The enthusiasm extended to Texas, where a broad coalition, led by the maternal mortality review task force, came together this past legislative session to support a full-year extension. The effort passed the House but stalled in the Senate. “All the oxygen in the room this session was taken up by school finance reform,” the legislative priority of the state’s top Republicans, said Tim Schauer, an Austin-based lobbyist on women’s health issues. The five-year cost of extending postpartum coverage was estimated at nearly $1 billion in state and federal funds, according to Politico. Rep. Shawn Thierry, D-Houston, who introduced one of the extension bills, had to counter skeptics who thought that the state’s alarming maternal mortality numbers were, as she said, “kind of a hoax” and that increasing benefits for new mothers was just a stealth tactic aimed at expanding Medicaid more widely.
It’s an attitude Thierry’s Republican colleague, Rep. Sarah Davis, has also had to contend with. “Medicaid expansion — that’s like a four letter word [here],” Davis said. For a lot of Republicans who dominate the Statehouse, women’s health issues trigger a similar reaction, she added: “Women’s health has become so synonymous with Planned Parenthood, that in an effort to sort of punish Planned Parenthood, women in general get punished. Thus, when Davis and her Senate allies managed to pass legislation in 2017 mandating one year of postpartum depression screening for new mothers, she used the strategy she knew would work best: focusing on the baby. The benefit is part of children’s Medicaid and mothers are screened by their kids’ pediatricians. “I think [framing the issue this way] did make that more palatable to people,” Davis said.

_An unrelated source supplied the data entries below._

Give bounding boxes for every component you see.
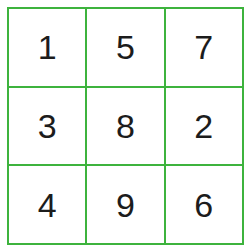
cell-r2c2: 8 [87,88,163,165]
cell-r1c1: 1 [9,9,85,86]
cell-r1c2: 5 [87,9,163,86]
cell-r2c3: 2 [166,88,242,165]
cell-r1c3: 7 [166,9,242,86]
cell-r2c1: 3 [9,88,85,165]
cell-r3c2: 9 [87,166,163,243]
cell-r3c1: 4 [9,166,85,243]
puzzle-board: 1 5 7 3 8 2 4 9 6 [7,7,244,245]
cell-r3c3: 6 [166,166,242,243]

The Texas governor’s office declined to comment for this story. Mann said in an emailed statement, “Texas is working toward better health outcomes for women, mothers and babies by offering an array of services and initiatives to help women live healthier lives and build strong families.” The state’s 2020 business plan includes worthy goals, such as expanding access to long-acting contraceptives and prenatal care. But instead of changing policy, it aims to achieve them through a series of “deliverables,” like developing informational materials and plans for reducing barriers to access.
In the absence of broader policy change, women and families find their own stopgaps, doing what they have to do to get by. Several of the dozens of women we spoke with for this story had a secret they were too ashamed, or afraid, to reveal on the record, but felt compelled to share nonetheless. One mother with Type 2 diabetes rationed insulin while pregnant, endangering her baby’s health, just so she’d have medicine left over when her Medicaid ran out. Another was in danger of going blind after being diagnosed with a pituitary tumor brought on by pregnancy hormones. She begged Medicaid officials for an extension: “I said, ‘I’m losing my eyesight.’ … And they told me, ‘Well, there’s nothing we can do.’”
Her solution: lying about where she lived, signing up for indigent care in a neighboring county and hoping she didn’t get caught. “When the card arrived, I said, ‘Thank you, Jesus.’ That was the best news I’ve had in a very long time.”
J. David McSwane contributed to this report.